Posted by dovehunter
Baton Rouge
Member since Sep 2014
1749 posts
Posted on 1/10/25 at 6:38 pm to
When i started this thread i never thought it would go in such diverse directions. Hey you have a fire. You need water. Ocean water, while salty is till 96%+ water. The “salts’” in the water are corrosive but given the situation you build a system that can handle the salt and especially if you are close to the ocean you spray this water, as is, on your house. Everybody within a new blocks of the oceans does this let’s say. Hey if it’s my $5M house that’s something I’d do.

The problem is a lack of any common sense. There are way too many people even in this thread way over thinking this situation.

Ever cook crawfish in your backyard and dump the water in your grass? Does it kill the grass? Yes. Does the grass grow back after a few weeks? Yes. Salt water isn’t gong to ruin the soil used in emergencies. . It will save your house though if it’s on fire.

Anybody ever get hydrogen chloride “gassed” cooking crawfish? That’s some total BS there. I can tell you there is a higher concentration of salt in that crawfish pot than in the Pacific Ocean.

Now i can understand it may not be feasible to pump that ocean water to a 2500 foot elevation.

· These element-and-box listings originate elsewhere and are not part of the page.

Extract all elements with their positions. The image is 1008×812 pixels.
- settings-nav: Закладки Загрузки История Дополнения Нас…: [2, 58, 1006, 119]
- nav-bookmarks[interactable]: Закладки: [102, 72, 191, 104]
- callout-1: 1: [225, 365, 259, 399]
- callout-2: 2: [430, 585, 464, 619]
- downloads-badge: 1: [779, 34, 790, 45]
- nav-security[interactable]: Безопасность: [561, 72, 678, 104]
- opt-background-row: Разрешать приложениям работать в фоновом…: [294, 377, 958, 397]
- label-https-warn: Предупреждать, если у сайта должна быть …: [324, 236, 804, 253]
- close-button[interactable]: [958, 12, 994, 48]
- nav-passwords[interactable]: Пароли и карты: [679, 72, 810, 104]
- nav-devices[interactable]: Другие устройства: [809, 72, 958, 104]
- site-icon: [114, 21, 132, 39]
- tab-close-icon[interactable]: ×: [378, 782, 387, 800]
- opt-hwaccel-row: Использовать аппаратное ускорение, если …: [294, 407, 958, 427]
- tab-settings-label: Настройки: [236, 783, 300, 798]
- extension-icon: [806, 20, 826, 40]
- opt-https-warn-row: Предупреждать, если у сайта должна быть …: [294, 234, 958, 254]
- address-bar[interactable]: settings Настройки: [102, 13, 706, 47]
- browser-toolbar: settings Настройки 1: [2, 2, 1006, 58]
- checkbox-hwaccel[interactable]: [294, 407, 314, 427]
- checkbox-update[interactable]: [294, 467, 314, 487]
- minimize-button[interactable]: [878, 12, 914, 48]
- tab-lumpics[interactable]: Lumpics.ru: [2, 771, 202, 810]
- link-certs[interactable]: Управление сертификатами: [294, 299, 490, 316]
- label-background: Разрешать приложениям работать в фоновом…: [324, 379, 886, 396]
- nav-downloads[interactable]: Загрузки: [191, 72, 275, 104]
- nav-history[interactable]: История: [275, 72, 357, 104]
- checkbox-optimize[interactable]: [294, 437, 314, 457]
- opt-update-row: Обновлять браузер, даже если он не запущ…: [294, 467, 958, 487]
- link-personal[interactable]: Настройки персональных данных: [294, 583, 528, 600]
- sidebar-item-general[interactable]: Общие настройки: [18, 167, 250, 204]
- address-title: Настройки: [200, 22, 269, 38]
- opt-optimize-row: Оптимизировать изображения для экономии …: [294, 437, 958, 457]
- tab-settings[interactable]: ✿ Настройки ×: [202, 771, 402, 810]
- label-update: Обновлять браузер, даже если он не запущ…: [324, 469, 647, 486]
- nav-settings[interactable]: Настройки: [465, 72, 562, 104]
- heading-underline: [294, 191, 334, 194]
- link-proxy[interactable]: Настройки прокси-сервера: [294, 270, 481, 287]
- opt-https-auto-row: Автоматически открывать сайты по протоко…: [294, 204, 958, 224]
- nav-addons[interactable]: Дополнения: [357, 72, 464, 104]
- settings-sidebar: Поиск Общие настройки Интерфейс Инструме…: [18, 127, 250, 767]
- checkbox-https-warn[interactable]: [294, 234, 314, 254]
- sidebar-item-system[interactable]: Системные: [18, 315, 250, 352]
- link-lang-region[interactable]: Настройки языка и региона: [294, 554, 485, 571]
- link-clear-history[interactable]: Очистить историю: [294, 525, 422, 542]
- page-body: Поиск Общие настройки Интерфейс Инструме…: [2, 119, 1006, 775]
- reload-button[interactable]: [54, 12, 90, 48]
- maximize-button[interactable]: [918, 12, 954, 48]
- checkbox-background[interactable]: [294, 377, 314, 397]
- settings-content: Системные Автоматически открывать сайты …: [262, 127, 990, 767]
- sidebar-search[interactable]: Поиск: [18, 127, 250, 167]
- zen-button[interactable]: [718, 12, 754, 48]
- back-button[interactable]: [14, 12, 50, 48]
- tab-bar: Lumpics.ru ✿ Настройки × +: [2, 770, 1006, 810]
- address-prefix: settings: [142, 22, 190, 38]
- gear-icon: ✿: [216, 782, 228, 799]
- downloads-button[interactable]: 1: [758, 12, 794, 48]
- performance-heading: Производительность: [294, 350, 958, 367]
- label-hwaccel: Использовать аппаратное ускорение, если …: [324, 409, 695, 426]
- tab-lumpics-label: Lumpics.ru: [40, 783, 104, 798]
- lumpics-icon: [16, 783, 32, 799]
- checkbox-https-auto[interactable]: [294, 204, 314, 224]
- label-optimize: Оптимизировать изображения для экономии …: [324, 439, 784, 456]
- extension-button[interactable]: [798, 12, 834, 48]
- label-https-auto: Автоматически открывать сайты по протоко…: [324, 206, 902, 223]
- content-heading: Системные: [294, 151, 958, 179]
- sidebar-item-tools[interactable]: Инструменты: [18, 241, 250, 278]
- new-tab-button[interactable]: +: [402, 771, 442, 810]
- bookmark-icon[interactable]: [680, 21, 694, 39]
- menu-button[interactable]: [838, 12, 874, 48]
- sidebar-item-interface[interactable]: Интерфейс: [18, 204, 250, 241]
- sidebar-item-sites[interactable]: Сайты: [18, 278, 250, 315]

A reasonable elevation, say a 300 foot elevation should be easily doable. All plastic piping would work and the pressure would be around 150 psi. I can’t get my mind off seeing $5M houses burned down while sitting on an ocean.
Posted by Purple Spoon
Hoth
Member since Feb 2005
20296 posts
Posted on 1/10/25 at 6:45 pm to
I saw NC using goats to control undergrowth on hillsides. Seems like Cali would benefit greatly if they let farmers graze a lot of that topography.

It seems like a lot of very simple solutions being ignored.
Posted by 200MPHCOBRA
Member since Nov 2016
494 posts
Posted on 1/10/25 at 7:03 pm to
Pretty sure near the coast over the eons tidal waves have washed miles inland and things still grow, I don't think a little salt water on some houses and yards is going to hurt anything.
Posted by sabanisarustedspoke
Member since Jan 2007
5687 posts
Posted on 1/10/25 at 7:10 pm to
Dude, their regulations have gotten to such a point where they can not even clean up fallen trees. They won't be building any levee anytime soon. Anything for that matter.